These “Olders” rework the menageries of Dragon Quest and co into sets of mutant Jungian archetypes. Their traumas literally split their skins to produce creatures that cartoonify and sanitise problems like workplace burnout, chronic debt and loneliness. Find those molted skins, and you can enter each Older into a bestiary that offers clues as to the creature’s formative dysfunction. As in Undertale, a massive influence here, you can then whisper key phrases to Olders in mostly random, turn-based battles to unclog their emotions and “save their souls”.

Or, you can smash the Older’s gibbering sprite with a spade. While pacifying every Older may seem like the right way to play – if nothing else, it removes that enemy forever from the random battle pool – swatting them all dead possibly makes for a better game, because it does more justice to Stray Children’s gimmick-rich bullet hell elements.

Your offensive options consist only of an attack power QTE, but when the Older hits back, anything might happen. The arena could become an ice block maze where Disgaea penguins pirouette towards you, farting coronas of crystals. Or a Dali clockface that winds and rewinds its payload of green fire. All of these skits are daffy reflections of the Older’s defining trauma, which may prove to be something relatively innocuous. There’s a pig in a porkpie hat, for example, whose squealing assaults embody a dislike of small talk.


A boss creature from Stray Children who looks like a sad scarecrow, with theoptinos to fight, talk, use an item or run on the left.
Image credit: Onion Games / Rock Paper Shotgun

Surviving the potted bullet hellscapes is less about reflexes, more about tricks such as kiting a targetting halo, with shrewd pattern recognition encouraged by the absence of a dodge or sprint. Chapter-closing boss Olders deliver bespoke minigame elements. You might have to pick from unit cards dealt by a rundown Pennywise. You might have to rip batteries from the motherboard of god.

I love how heedless developers Onion Games are of the hidebound binaries of realism and fantasy, earnestness and irony that govern many other RPGs – that need to either avoid breaking the “fourth wall” or make a point of pissing on its rubble.
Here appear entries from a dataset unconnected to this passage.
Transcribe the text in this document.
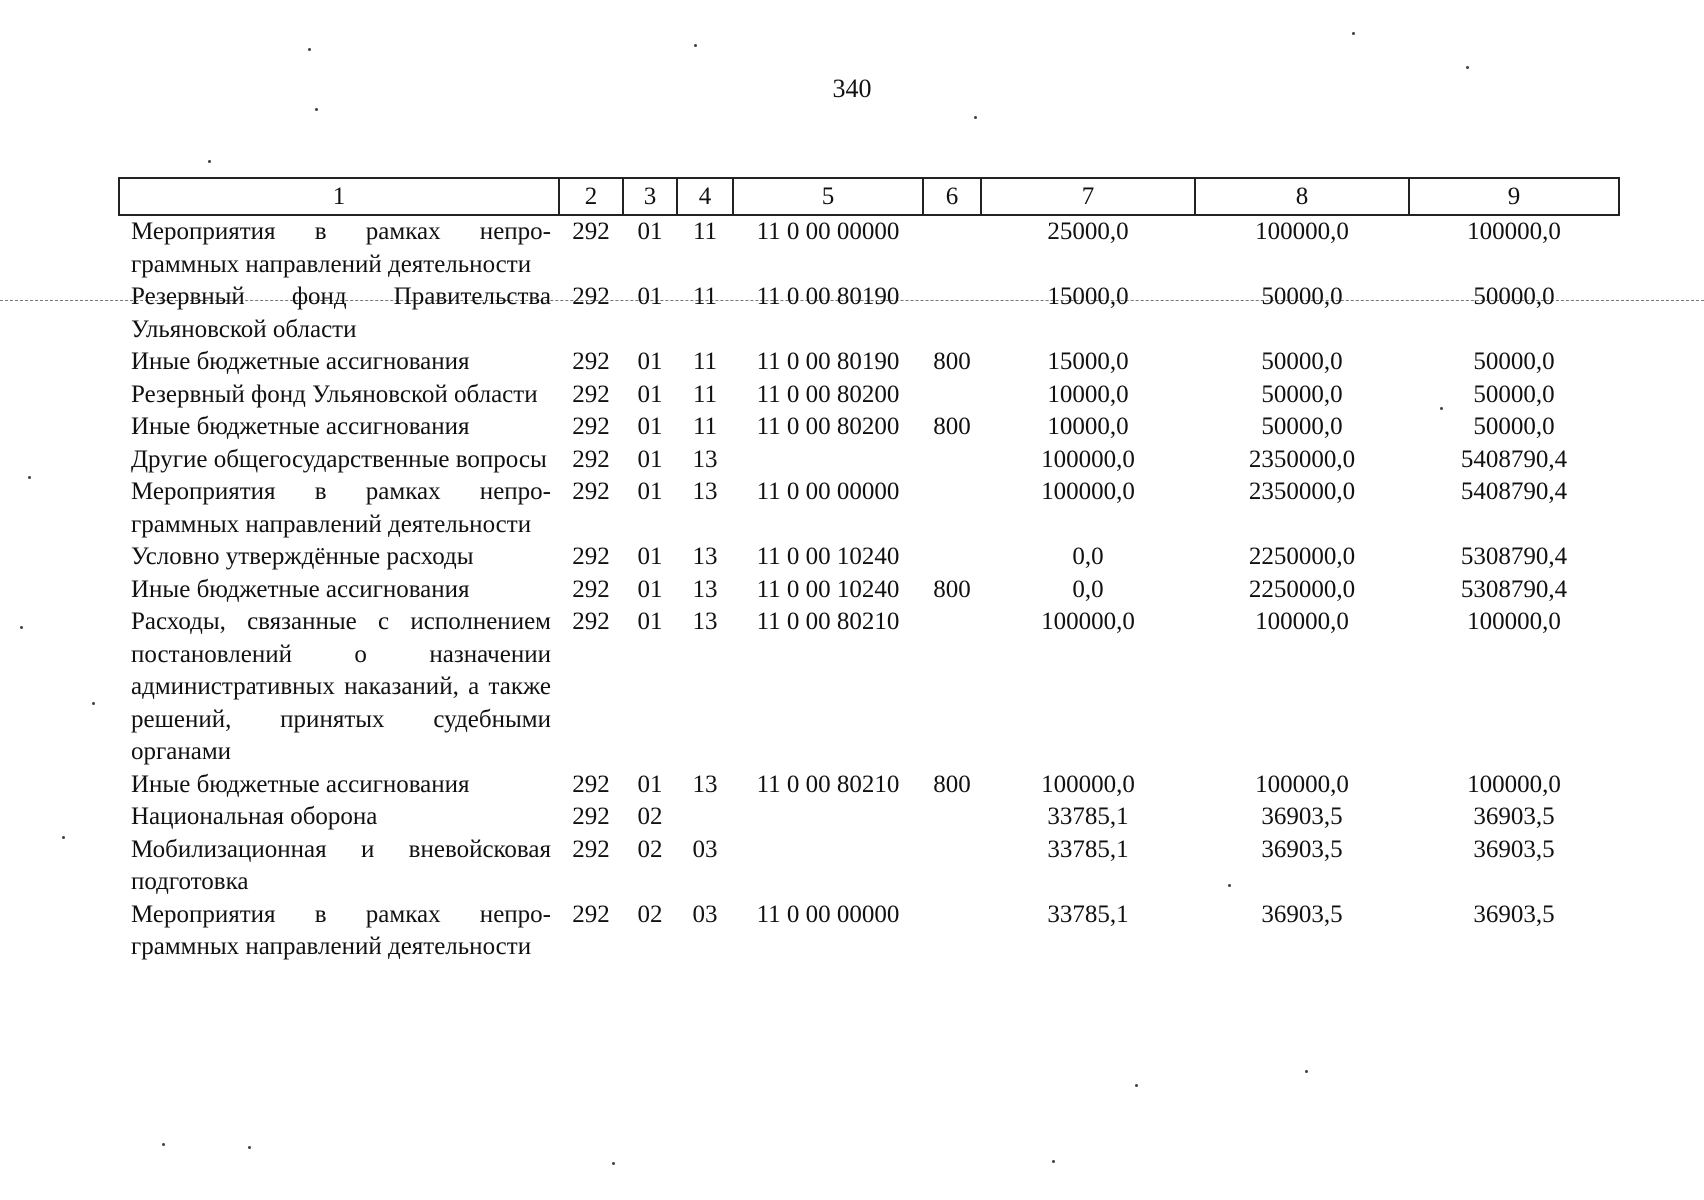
340
1	2	3	4	5	6	7	8	9
Мероприятия в рамках непрограммных направлений деятельности	292	01	11	11 0 00 00000		25000,0	100000,0	100000,0
Резервный фонд Правительства Ульяновской области	292	01	11	11 0 00 80190		15000,0	50000,0	50000,0
Иные бюджетные ассигнования	292	01	11	11 0 00 80190	800	15000,0	50000,0	50000,0
Резервный фонд Ульяновской области	292	01	11	11 0 00 80200		10000,0	50000,0	50000,0
Иные бюджетные ассигнования	292	01	11	11 0 00 80200	800	10000,0	50000,0	50000,0
Другие общегосударственные вопросы	292	01	13			100000,0	2350000,0	5408790,4
Мероприятия в рамках непрограммных направлений деятельности	292	01	13	11 0 00 00000		100000,0	2350000,0	5408790,4
Условно утверждённые расходы	292	01	13	11 0 00 10240		0,0	2250000,0	5308790,4
Иные бюджетные ассигнования	292	01	13	11 0 00 10240	800	0,0	2250000,0	5308790,4
Расходы, связанные с исполнением постановлений о назначении административных наказаний, а также решений, принятых судебными органами	292	01	13	11 0 00 80210		100000,0	100000,0	100000,0
Иные бюджетные ассигнования	292	01	13	11 0 00 80210	800	100000,0	100000,0	100000,0
Национальная оборона	292	02				33785,1	36903,5	36903,5
Мобилизационная и вневойсковая подготовка	292	02	03			33785,1	36903,5	36903,5
Мероприятия в рамках непрограммных направлений деятельности	292	02	03	11 0 00 00000		33785,1	36903,5	36903,5
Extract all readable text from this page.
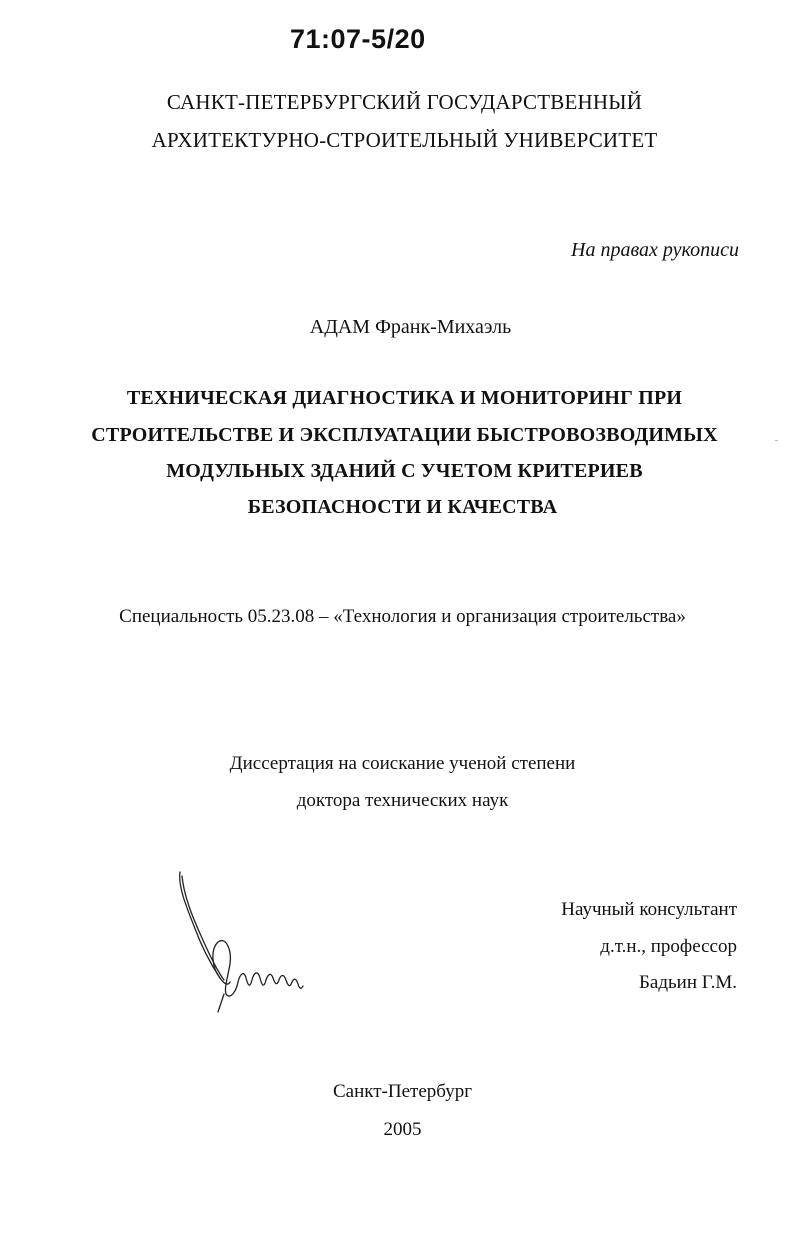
71:07-5/20
САНКТ-ПЕТЕРБУРГСКИЙ ГОСУДАРСТВЕННЫЙ
АРХИТЕКТУРНО-СТРОИТЕЛЬНЫЙ УНИВЕРСИТЕТ
На правах рукописи
АДАМ Франк-Михаэль
ТЕХНИЧЕСКАЯ ДИАГНОСТИКА И МОНИТОРИНГ ПРИ
СТРОИТЕЛЬСТВЕ И ЭКСПЛУАТАЦИИ БЫСТРОВОЗВОДИМЫХ
МОДУЛЬНЫХ ЗДАНИЙ С УЧЕТОМ КРИТЕРИЕВ
БЕЗОПАСНОСТИ И КАЧЕСТВА
Специальность 05.23.08 – «Технология и организация строительства»
Диссертация на соискание ученой степени
доктора технических наук
Научный консультант
д.т.н., профессор
Бадьин Г.М.
Санкт-Петербург
2005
Even before you venture inside the game within the game, Stray Children seems comfortable with its own status as metafiction, confident that you will feel the weight of its tale even when its allusions provoke whiplash and create the impression that it is copy-pasting research tabs at whim.

The same ad lib crackpot energy informs the business of pacifying Olders, which requires you to feed them phrases in the correct order, based on your bestiary snippets and other hints. An example with no spoilers: when fighting the Slothbell, a doleful pencilneck moth, your options are “higher?”, “lower?”, “tired?”, “slower?”, “on top?” and “get to work!” Make the right choices and the creature will hum with pleasure; make all the right choices, and you can seal the deal with an “Open Sesame”, bursting the arena like a seedpod and sending the liberated monster to heaven.


A bestiary entry for a snowman boss in Stray Children.
Image credit: Onion Games / Rock Paper Shotgun

Some of these verbal puzzles are cheap jokes, phoned-in newspaper riddles. A couple are borderline nonsensical in a way that makes me empathise for the English localisation team, teasing together local equivalents for Japanese puns. Some channel Shakespeare, others involve acrostics, and a few are more like reading and keeping pace with state changes in other RPGs.

While feisty of conceit, however, the word puzzles can be very frustrating. Each Older concept invites you to be playful, as much by constraining your vocabulary as by way of the individual keywords and the louche and boggling visual elements. But there is only ever one desired sequence of phrases. Speak out of turn, and the Older may throw a tantrum and hit you with a longer version of a regular attack, then oblige you to start from the beginning. This trial-and-repetition focus has the abysmal side effect of draining your enthusiasm for the accompanying bullet hell bits.

The wrist-slapping roteness of the initially colourful verbal puzzling echoes wider irritation with Stray Children’s overall linear structure. Unlike in the developer’s previous Moon: RPG Remix Adventure, you aren’t given a world to roam freely while you have the energy to keep your eyes open. Instead, you’re chewing through chapters and enclaves of NPCs with many points of no return. Wooing late-game Olders requires that you acquire certain items or insights that are squirrelled away in an alcove or optional dialogue in the opening hour. So as when pacifying individual Olders, you might need to start the whole thing over to get the ending you desire.

It seems cantakerous and arbitrary. And well, isn’t that how adults often appear to children? While I find Stray Children too annoying to complete – hence this not being a full review – I think to complain about the game’s opaque strictness of sequence is to miss how this plays out the wider story theme. I had caring parents and kind teachers as a kid, but I knew plenty of ogreish Olders – so did you, I’m sure. I remember the times when an instruction became less about instruction and more a need for control obliged by exhaustion and inability to explain certain wrinkles of the universe to a ten-year-old. Just do it that way because I said so, you little brat.


A moth creature filling a combat arena with poison orange puffballs in Stray Children.
Image credit: Onion Games / Rock Paper Shotgun

Of course, I am an Older myself now, and I’ve said things like this to kids, much as I try not to. Kids are a pain in the arse: always banging on doors without understanding what it means to open them, always saying the wrong thing at the wrong moment. I feel bouyed by their lack of inhibition but also, god, will you please stop pushing my buttons and leave me alone (running away from battles to gather intelligence in Stray Children is, incidentally, a much sounder strategy than using up patience and healing items, while you figure out a peaceful resolution).

I feel that same yearning and exasperation in the oddly clenched and miserly nature of Stray Children’s construction, for all its occasional resemblance to a series of brilliant and brilliantly mismatched bedtime storybooks, shoved into your hands by a wakeful child. This is a game designed by Olders for Olders who are both deeply aggravated by children, perhaps even afraid of them, and hoping to be saved by them.